Business Day

For Ramos to avoid blame, she must tell credible story on Absa blunder

- Stuart Theobald stheobald@intellidex.co.za

SA’s big four banks are fairly homogeneou­s. Sure, they have their quirks. Absa and Standard Bank have a retail bias compared with Firstrand and Nedbank. Some try to carve out marketing positions by being the greenest bank (Nedbank), or engaged with social media (FNB). But the marketing gloss does little to hide that they are basically commoditis­ed businesses.

The problem with commoditis­ed businesses is that it is too easy to compare them. When the products are essentiall­y the same, a difference in performanc­e comes down to the decisions of management. They cannot blame the market. They cannot blame the product suite, or particular assets. The heat comes down to their own decisions.

So in a week in which Absa announced a 6% decline in profits and Nedbank announced its profits will be up to 26% higher, investors have to ponder the stark difference in performanc­e between the two banks.

The difference in profits comes down to this: Absa has been steadily underprovi­sioning for bad loans in its home loan books. Nedbank has been steadily over provisioni­ng. Why? Was it incompeten­ce or an effort to massage the numbers? Neither answer provides much comfort.

A bank has to decide how much of every loan it writes it should put in a kitty to cover the loans that inevitably go bad. Bankers like to make out that there is something objective about doing this. They have what they call a model, which takes a lot of data such as current loan repayments and macroecono­mic indicators and spits out a number that is deemed the appropriat­e guide to provisions. Everyone including management, auditors and regulators see the number derived from the model, and sleep soundly at night thinking the provisions made by the banks are “objective”, and therefore, reliable.

But every bank’s model is different, and every bank believes theirs is best. Imagine four cosmologis­ts, each with a different model of the solar system. You’d pause before deciding any one of the models was the right one. What the banks do is similar: each has its own view of reality, yet we happily accept each one is right.

Provisions are taken as expenses when you make them, but if it turns out you’ve provisione­d too much, you get to release the provisions and add them to the income statement. So provisions are a useful way to smooth earnings. Managers get bonuses for meeting targets, not exceeding them. So keep the fat for when you need a bit of help in future.

It turns out that Absa’s model underdeter­mined the provisions it should have held. I suspect Nedbank’s did the opposite; we’ll see when it publishes its results on Wednesday. Absa’s model told the bank it should hold provisions of 17% against its legal book — that part of its home loans book that it is in legal proceeding­s over to recover its money.

Nedbank held provisions of 28% against its equivalent.

The big question is why? There are some obvious reasons. Nedbank has had a problem in its loan book stemming from 2008 when it splurged on new loans at exactly the wrong point of the cycle. But it still seems to have overprovis­ioned. It looks as if the bank was just being too conservati­ve. But why did Absa underprovi­sion?

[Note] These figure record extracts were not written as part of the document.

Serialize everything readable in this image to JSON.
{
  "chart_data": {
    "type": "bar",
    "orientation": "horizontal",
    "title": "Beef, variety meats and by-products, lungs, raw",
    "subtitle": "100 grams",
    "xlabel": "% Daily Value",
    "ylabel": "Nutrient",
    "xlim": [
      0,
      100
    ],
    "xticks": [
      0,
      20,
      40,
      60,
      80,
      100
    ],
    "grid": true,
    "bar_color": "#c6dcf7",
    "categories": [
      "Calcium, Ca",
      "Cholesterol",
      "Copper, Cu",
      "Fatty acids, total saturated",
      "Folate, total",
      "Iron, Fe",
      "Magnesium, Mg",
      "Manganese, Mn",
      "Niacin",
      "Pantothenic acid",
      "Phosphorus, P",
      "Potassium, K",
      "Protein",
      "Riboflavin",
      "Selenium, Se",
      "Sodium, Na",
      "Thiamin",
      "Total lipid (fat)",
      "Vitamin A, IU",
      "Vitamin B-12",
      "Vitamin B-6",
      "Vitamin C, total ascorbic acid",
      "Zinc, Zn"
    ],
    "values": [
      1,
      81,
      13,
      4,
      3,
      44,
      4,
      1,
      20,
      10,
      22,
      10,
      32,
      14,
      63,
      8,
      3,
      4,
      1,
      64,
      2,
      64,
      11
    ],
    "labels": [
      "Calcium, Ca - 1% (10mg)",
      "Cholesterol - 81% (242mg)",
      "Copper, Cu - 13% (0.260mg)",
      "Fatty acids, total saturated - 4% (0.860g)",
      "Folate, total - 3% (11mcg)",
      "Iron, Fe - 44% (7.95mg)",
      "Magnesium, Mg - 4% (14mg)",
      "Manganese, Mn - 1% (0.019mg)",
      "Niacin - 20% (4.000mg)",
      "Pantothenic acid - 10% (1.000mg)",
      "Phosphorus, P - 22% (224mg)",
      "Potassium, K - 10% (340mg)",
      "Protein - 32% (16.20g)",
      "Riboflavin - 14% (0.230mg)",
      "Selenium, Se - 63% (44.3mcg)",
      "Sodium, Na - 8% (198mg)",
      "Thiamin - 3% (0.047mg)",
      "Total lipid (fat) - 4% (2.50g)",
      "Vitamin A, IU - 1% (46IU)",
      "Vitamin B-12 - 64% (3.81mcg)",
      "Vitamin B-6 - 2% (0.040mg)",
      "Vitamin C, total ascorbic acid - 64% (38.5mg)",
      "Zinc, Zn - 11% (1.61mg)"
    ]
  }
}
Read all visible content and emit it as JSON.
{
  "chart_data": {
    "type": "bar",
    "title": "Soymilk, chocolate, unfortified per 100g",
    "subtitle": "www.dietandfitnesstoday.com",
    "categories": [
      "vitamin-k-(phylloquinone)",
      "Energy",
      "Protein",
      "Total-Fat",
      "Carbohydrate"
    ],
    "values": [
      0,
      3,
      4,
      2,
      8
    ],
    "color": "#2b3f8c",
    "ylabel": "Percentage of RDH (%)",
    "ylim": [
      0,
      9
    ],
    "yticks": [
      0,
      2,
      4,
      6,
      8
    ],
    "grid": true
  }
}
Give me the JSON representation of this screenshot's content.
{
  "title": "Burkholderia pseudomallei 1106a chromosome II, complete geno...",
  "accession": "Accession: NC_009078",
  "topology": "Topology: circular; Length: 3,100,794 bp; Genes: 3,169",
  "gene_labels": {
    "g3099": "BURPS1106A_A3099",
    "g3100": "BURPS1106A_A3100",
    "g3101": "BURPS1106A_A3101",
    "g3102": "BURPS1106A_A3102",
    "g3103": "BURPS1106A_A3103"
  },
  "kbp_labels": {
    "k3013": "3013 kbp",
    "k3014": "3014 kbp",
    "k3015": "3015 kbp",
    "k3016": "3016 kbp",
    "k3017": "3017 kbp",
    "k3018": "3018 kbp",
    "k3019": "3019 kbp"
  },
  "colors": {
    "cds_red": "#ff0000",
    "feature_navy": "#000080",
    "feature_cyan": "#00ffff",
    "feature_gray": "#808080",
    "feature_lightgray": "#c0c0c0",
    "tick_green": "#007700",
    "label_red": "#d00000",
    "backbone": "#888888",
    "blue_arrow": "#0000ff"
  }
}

What makes things look pretty bad for Absa is that just six months ago it thought it could cut provisions from a 19% coverage ratio to 17%, which helped earnings. But now it has taken more than R1bn in extra provisions to push that number to 23%.

Many have assumed that Absa cut provisions earlier because it was under pressure to deliver bigger earnings to parent Barclays. But CEO Maria Ramos has said often that she feels much more pressure from minority shareholde­rs. Anyway, in the context of Barclays’ balance sheet, the difference Absa’s move made would have been immaterial, and shortlived. So if we leave aside manipulati­on, we are left with only one alternativ­e: incompeten­ce.

And who should we pin that label to? Ms Ramos may be able to take cover from the rapid turnover at senior level the bank has seen. There is a previous generation that can be blamed for the design of the model. She has also said the underprovi­sioning came to light because of a spike in writeoffs, although this should have been predictabl­e.

The bank has suspended its head of collection­s, though it has refused to name him or her, saying investigat­ions are under way.

Shareholde­rs need answers: if it was incompeten­ce, they need to know who did it, and need to know that it won’t happen again. For Ms Ramos to avoid the blame herself, she has to tell a credible story. One we’ve yet to hear.